Para terminar a entrevista, a Professora Noadias revela outros resultados positivos e especiais do seu projeto: “Durante esse período de pandemia, na execução do projeto AEE na Quarentena, outros fatos importantes foram ocorrendo. Temos duas mães que pediram para estudar e quatro irmãos que estavam sem estudar, então agora todos são meus alunos, possuem materiais produzidos por mim de acordo com seus níveis de aprendizagens. Muito satisfeita por essas adesões. Me sinto abençoada com tudo isso.”

CANÇÃO PARA O AEE

Música e letra: Profº Paulo Anderson Muniz *

No olhar de uma criança eu posso perceber Uma força de vontade... vontade de aprender. Abra seu olhar... abra seu coração Abra sua mente e viva a inclusão.

AEE... AEE... Viva a inclusão... alegria de aprender. AEE... AEE... Viva a inclusão... alegria de aprender.

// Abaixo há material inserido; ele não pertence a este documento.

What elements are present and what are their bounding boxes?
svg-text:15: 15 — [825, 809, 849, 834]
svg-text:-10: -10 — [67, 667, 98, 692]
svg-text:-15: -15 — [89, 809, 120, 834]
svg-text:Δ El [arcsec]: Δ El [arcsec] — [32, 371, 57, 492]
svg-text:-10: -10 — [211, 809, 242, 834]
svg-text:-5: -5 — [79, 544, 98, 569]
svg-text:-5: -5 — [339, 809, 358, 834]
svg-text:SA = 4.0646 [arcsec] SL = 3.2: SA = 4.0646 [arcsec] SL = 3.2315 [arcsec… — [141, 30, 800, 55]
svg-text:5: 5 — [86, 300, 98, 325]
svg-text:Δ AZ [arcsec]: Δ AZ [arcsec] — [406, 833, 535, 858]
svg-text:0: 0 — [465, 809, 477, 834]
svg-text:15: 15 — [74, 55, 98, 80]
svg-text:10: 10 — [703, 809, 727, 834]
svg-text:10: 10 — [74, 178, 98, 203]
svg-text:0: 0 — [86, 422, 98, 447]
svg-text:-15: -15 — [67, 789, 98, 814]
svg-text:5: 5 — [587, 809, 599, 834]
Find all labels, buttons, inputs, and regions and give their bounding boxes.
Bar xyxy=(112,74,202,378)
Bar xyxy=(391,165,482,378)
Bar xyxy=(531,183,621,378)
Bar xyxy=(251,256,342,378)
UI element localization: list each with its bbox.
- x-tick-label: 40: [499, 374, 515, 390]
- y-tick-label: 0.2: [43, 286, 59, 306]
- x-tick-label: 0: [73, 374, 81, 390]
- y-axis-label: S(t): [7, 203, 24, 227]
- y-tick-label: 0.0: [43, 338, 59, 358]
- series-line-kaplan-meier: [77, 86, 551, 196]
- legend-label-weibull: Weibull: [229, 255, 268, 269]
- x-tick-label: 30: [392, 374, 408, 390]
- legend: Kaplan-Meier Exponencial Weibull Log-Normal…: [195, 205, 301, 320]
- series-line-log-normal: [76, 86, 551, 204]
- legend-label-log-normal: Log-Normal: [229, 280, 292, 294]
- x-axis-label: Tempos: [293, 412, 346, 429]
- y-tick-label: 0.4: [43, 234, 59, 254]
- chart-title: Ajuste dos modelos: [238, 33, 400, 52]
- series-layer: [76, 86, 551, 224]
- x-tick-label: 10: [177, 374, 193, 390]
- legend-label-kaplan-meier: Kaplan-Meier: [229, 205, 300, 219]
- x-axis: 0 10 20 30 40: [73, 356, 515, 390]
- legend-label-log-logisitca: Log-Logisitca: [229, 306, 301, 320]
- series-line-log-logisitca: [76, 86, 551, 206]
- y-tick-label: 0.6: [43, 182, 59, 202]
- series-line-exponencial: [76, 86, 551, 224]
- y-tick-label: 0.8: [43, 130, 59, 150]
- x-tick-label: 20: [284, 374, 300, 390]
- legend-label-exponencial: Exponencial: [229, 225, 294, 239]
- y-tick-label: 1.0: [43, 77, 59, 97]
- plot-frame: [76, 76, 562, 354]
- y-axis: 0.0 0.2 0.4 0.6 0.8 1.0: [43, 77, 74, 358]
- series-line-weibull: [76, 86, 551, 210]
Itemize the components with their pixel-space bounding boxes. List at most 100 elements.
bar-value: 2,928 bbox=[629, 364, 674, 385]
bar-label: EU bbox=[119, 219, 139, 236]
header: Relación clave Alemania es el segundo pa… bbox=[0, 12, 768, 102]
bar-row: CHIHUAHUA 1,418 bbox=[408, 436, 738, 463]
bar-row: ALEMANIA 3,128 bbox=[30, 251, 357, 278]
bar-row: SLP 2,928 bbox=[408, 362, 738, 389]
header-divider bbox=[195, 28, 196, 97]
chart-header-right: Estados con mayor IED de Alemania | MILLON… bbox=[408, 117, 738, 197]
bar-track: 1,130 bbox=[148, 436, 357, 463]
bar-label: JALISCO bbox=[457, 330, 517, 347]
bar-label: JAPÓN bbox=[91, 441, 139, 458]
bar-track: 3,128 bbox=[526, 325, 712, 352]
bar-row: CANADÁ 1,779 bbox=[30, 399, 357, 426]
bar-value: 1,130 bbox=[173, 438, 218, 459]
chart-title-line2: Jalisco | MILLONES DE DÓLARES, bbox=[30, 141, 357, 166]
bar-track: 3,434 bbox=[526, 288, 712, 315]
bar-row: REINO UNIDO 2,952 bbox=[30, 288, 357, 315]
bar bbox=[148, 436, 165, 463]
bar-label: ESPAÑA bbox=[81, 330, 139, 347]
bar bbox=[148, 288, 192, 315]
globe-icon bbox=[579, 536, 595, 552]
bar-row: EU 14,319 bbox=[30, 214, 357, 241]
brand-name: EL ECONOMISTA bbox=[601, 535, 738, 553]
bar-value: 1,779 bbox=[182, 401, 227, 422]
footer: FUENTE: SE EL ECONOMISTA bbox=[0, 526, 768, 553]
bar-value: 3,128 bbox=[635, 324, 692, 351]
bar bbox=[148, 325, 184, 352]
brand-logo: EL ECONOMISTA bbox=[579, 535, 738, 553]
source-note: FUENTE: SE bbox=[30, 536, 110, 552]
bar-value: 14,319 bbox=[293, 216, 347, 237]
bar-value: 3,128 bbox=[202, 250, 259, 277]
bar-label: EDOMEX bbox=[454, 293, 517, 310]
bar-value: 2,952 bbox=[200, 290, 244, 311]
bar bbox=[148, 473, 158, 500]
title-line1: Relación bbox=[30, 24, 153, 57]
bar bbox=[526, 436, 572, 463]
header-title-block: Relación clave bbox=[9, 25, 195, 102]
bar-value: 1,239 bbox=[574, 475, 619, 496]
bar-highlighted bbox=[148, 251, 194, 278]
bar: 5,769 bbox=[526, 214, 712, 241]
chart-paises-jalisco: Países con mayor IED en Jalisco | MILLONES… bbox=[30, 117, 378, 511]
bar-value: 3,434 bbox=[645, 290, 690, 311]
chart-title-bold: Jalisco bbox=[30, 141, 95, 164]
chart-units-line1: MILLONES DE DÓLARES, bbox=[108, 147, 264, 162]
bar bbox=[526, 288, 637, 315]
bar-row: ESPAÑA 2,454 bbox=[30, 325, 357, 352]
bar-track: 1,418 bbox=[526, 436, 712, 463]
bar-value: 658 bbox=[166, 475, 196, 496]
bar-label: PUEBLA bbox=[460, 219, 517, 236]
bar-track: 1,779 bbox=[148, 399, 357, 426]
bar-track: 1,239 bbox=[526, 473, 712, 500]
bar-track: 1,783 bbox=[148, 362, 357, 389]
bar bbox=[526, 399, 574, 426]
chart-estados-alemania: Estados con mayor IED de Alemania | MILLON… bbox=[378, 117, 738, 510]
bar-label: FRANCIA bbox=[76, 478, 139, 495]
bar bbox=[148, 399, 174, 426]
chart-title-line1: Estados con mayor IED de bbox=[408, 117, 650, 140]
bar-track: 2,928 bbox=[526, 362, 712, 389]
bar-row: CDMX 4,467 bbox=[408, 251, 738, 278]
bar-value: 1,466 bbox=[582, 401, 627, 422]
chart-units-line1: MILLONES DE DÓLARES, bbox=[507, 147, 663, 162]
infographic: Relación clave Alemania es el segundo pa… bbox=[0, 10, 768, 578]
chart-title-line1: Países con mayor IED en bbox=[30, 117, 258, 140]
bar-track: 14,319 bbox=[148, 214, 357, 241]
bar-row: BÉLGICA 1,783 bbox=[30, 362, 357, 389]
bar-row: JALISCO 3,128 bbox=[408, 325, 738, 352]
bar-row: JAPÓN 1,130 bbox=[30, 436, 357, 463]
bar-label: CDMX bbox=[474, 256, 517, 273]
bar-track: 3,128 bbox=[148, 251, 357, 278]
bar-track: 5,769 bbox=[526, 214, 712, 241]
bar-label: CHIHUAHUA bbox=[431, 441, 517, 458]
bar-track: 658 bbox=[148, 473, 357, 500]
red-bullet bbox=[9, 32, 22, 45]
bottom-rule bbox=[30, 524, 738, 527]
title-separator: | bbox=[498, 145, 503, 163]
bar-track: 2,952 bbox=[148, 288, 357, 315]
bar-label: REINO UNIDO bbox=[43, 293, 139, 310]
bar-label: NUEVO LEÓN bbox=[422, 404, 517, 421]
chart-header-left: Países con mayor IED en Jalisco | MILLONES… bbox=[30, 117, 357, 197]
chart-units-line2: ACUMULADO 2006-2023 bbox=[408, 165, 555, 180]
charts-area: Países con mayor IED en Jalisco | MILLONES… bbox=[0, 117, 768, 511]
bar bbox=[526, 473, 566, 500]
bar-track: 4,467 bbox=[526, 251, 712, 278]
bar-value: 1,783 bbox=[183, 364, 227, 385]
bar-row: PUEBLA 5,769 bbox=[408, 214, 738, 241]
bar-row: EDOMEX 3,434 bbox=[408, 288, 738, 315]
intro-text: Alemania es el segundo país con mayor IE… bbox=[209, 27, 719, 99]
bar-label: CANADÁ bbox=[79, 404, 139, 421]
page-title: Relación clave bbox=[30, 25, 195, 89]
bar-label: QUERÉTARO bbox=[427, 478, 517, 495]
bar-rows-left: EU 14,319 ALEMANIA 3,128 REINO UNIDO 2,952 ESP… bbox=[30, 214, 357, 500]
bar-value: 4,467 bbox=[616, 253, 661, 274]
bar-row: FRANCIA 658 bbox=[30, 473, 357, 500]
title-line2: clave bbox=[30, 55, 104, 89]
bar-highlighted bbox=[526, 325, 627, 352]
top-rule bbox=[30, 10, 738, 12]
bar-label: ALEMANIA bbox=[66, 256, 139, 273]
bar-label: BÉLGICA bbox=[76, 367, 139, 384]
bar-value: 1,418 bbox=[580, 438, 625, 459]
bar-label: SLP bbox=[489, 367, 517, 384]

Não tire da criança o direito de sonhar Vamos dar as mãos, vamos juntos caminhar. Diga não ao preconceito, diga não a solidão Não enxergue o problema... enxergue a solução.

AEE... AEE... Viva a inclusão... alegria de aprender. AEE... AEE... Viva a inclusão... alegria de aprender.

Diga não ao preconceito, diga não a solidão Não enxergue o problema... enxergue a solução. Abra seu olhar... abra seu coração Abra sua mente e viva a inclusão.

AEE... AEE... Viva a inclusão... alegria de aprender. AEE... AEE... Viva a inclusão... alegria de aprender

* Letra e Música de um amigo da Professora Noadias Novaes que partiu ainda muito jovem.

PessOas que transfOrmam viDas: assim é a PrOfessOra nOaDias nOvaes!